The comet’s closest solar approach occurs on April 4, when it will zip within 101,100 miles (162,700 kilometers) of our star. By comparison, that’s almost 40 times closer than the spacecraft recordholder, NASA’s Parker Solar Probe, which zipped within about 4 million miles of the sun (nearly 6.5 million kilometers) on Christmas Eve of 2024. And Parker only withstood that scorching experience thanks to its meticulously engineered heat shield.

Whether Comet MAPS will survive is far from guaranteed—most sungrazers do not, says Quanzhi Ye, a planetary astronomer at the University of Maryland and Boston University.

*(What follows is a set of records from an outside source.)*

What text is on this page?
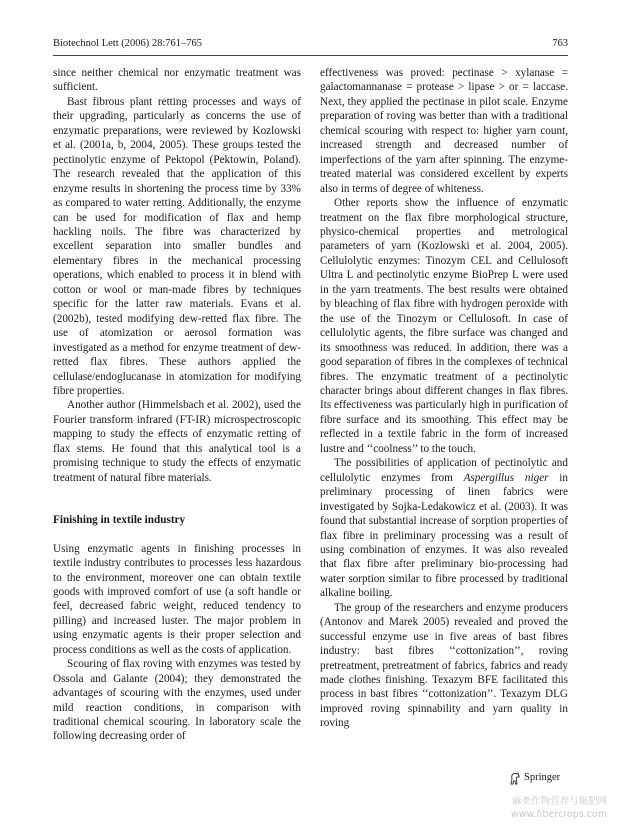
Biotechnol Lett (2006) 28:761–765	763

since neither chemical nor enzymatic treatment was sufficient.

Bast fibrous plant retting processes and ways of their upgrading, particularly as concerns the use of enzymatic preparations, were reviewed by Kozlowski et al. (2001a, b, 2004, 2005). These groups tested the pectinolytic enzyme of Pektopol (Pektowin, Poland). The research revealed that the application of this enzyme results in shortening the process time by 33% as compared to water retting. Additionally, the enzyme can be used for modification of flax and hemp hackling noils. The fibre was characterized by excellent separation into smaller bundles and elementary fibres in the mechanical processing operations, which enabled to process it in blend with cotton or wool or man-made fibres by techniques specific for the latter raw materials. Evans et al. (2002b), tested modifying dew-retted flax fibre. The use of atomization or aerosol formation was investigated as a method for enzyme treatment of dew-retted flax fibres. These authors applied the cellulase/endoglucanase in atomization for modifying fibre properties.

Another author (Himmelsbach et al. 2002), used the Fourier transform infrared (FT-IR) microspectroscopic mapping to study the effects of enzymatic retting of flax stems. He found that this analytical tool is a promising technique to study the effects of enzymatic treatment of natural fibre materials.

Finishing in textile industry

Using enzymatic agents in finishing processes in textile industry contributes to processes less hazardous to the environment, moreover one can obtain textile goods with improved comfort of use (a soft handle or feel, decreased fabric weight, reduced tendency to pilling) and increased luster. The major problem in using enzymatic agents is their proper selection and process conditions as well as the costs of application.

Scouring of flax roving with enzymes was tested by Ossola and Galante (2004); they demonstrated the advantages of scouring with the enzymes, used under mild reaction conditions, in comparison with traditional chemical scouring. In laboratory scale the following decreasing order of

effectiveness was proved: pectinase > xylanase = galactomannanase = protease > lipase > or = laccase. Next, they applied the pectinase in pilot scale. Enzyme preparation of roving was better than with a traditional chemical scouring with respect to: higher yarn count, increased strength and decreased number of imperfections of the yarn after spinning. The enzyme-treated material was considered excellent by experts also in terms of degree of whiteness.

Other reports show the influence of enzymatic treatment on the flax fibre morphological structure, physico-chemical properties and metrological parameters of yarn (Kozlowski et al. 2004, 2005). Cellulolytic enzymes: Tinozym CEL and Cellulosoft Ultra L and pectinolytic enzyme BioPrep L were used in the yarn treatments. The best results were obtained by bleaching of flax fibre with hydrogen peroxide with the use of the Tinozym or Cellulosoft. In case of cellulolytic agents, the fibre surface was changed and its smoothness was reduced. In addition, there was a good separation of fibres in the complexes of technical fibres. The enzymatic treatment of a pectinolytic character brings about different changes in flax fibres. Its effectiveness was particularly high in purification of fibre surface and its smoothing. This effect may be reflected in a textile fabric in the form of increased lustre and ‘‘coolness’’ to the touch.

The possibilities of application of pectinolytic and cellulolytic enzymes from Aspergillus niger in preliminary processing of linen fabrics were investigated by Sojka-Ledakowicz et al. (2003). It was found that substantial increase of sorption properties of flax fibre in preliminary processing was a result of using combination of enzymes. It was also revealed that flax fibre after preliminary bio-processing had water sorption similar to fibre processed by traditional alkaline boiling.

The group of the researchers and enzyme producers (Antonov and Marek 2005) revealed and proved the successful enzyme use in five areas of bast fibres industry: bast fibres ‘‘cottonization’’, roving pretreatment, pretreatment of fabrics, fabrics and ready made clothes finishing. Texazym BFE facilitated this process in bast fibres ‘‘cottonization’’. Texazym DLG improved roving spinnability and yarn quality in roving

Springer
麻类作物营养与施肥网
www.fibercrops.com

Helping the comet’s odds is Comet MAPS’ relatively large size, with an icy core some 1,300 feet (400 meters) across, according to recent observations by the James Webb Space Telescope. But this size is only an estimate, and it’s changing all the time: a comet’s brightness comes from light reflecting off gas and dust ejected from its icy core, which shrinks the object as it basks in the sun’s rays.

That’s already happening on Comet MAPS, even days away from its brush with the sun. “It seems to be quite active—actually, a little bit more active than we’d like,” Ye says. In a worst-case scenario, this activity could cause the comet to break apart even before it reaches its closest point to the sun, a moment scientists call perihelion.

“My best guess is that it will disintegrate rapidly over the next couple of days, leaving nothing but a faint cloud of dust to recede from the sun,” Battams says.

Right now, the comet is difficult to monitor because of its proximity to our star. Human eyes are not built to look at the sun directly—especially not through a telescope. And although specialized solar spacecraft, can spot objects so close to the fierce stellar glare, none now flying can produce a high-resolution view of the tiny comet.

So scientists must simply wait and see. But in the unlikely scenario the comet endures not just perihelion but also its subsequent solar retreat in the following days, Comet MAPS will soar back into view, giving the crew of Artemis II a unique opportunity to glimpse it in all its glory. During Monday’s lunar flyby, the moon will be between the Orion capsule and the sun, blotting out its retina-burning light so that MAPS’ fainter glow can be safely seen. The result could be spectacular, Ye says. Even if the chances are slim, it’s one more reason to look forward to Monday’s events.